2. Flexible learning schedule
At most community colleges you can take weekend and evening courses, so you have more time juggling other obligations in your life like a job and family. Regular colleges rarely offer this type of schedule; generally you’ll be busy with classes and studying throughout the day, leaving you with very little time for anything else. Besides that, you can work with your instructors to make up for missed coursework online, and what’s more, many education programs in community colleges are available as online degrees.
3. Your test scores or grades are weak
If your tests scores and grades aren’t that great to get you into a four-year college, don’t be discouraged. Community colleges offer open admissions which means that you can use this time to build your academic skills and gain experience. Later, if you decide to transfer to a four-year school, the transfer admissions office will consider your college grades as much more important than your high school record.
4. Convenient Locations
Community colleges are usually conveniently located at the hearts of towns and cities, where you can use public transportation to and from your classes, thus saving money in travelling expenses. As an added incentive, many community colleges have daycare facilities on the premises for students with children.

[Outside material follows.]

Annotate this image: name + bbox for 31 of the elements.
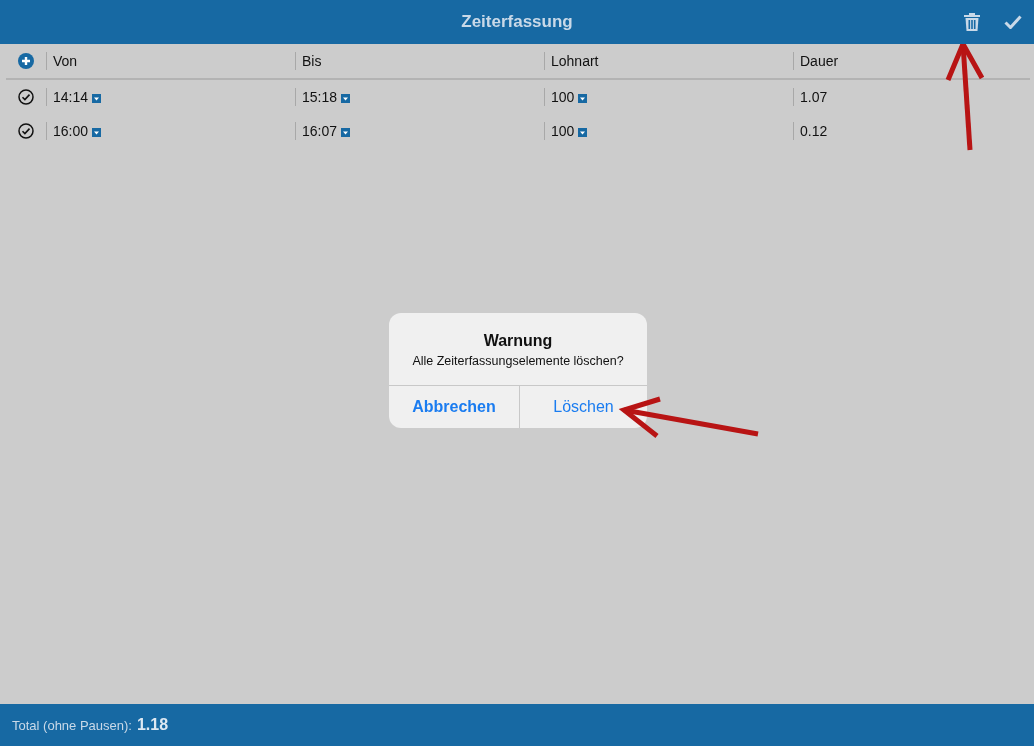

5. Certification and Associate Degree Programs
Some technology and service careers don’t require a four-year degree but just a certificate or an associate degree, and the type of specialized training you need is only available at community colleges.
6. Small class sizes
Class sizes at community colleges are usually small, allowing you to get close one-on-one attention from your instructors.
7. You’re not sure whether you should go to college
Most students feel that they should go to college because that’s what’s expected of them but they’re not quite sure why. If this applies to you, community college can be a good choice. There you can try out some college-level courses and see if this is something you want to do. After all, the number of freshmen signing up for college is far greater than the number of students who actually graduate.
8. Transferable credits
You can take some classes at a community college and then transfer to a college or university bachelor program for continuous education. Most universities accept many if not all of the credits from two year schools. By doing so you’ll not only save money but you’ll also be able to finish with core requirements and subjects at the community college and concentrate on your major while attending university.
Some community colleges have sports and athletic teams (football, basketball, swimming, etc.)
10. Quality of education
While many people consider community college education to be not as good as that in private schools or universities, it is a key access point to higher education. So if you’re still hesitant about attending a community college first, don’t be. Many successful people start out at such colleges.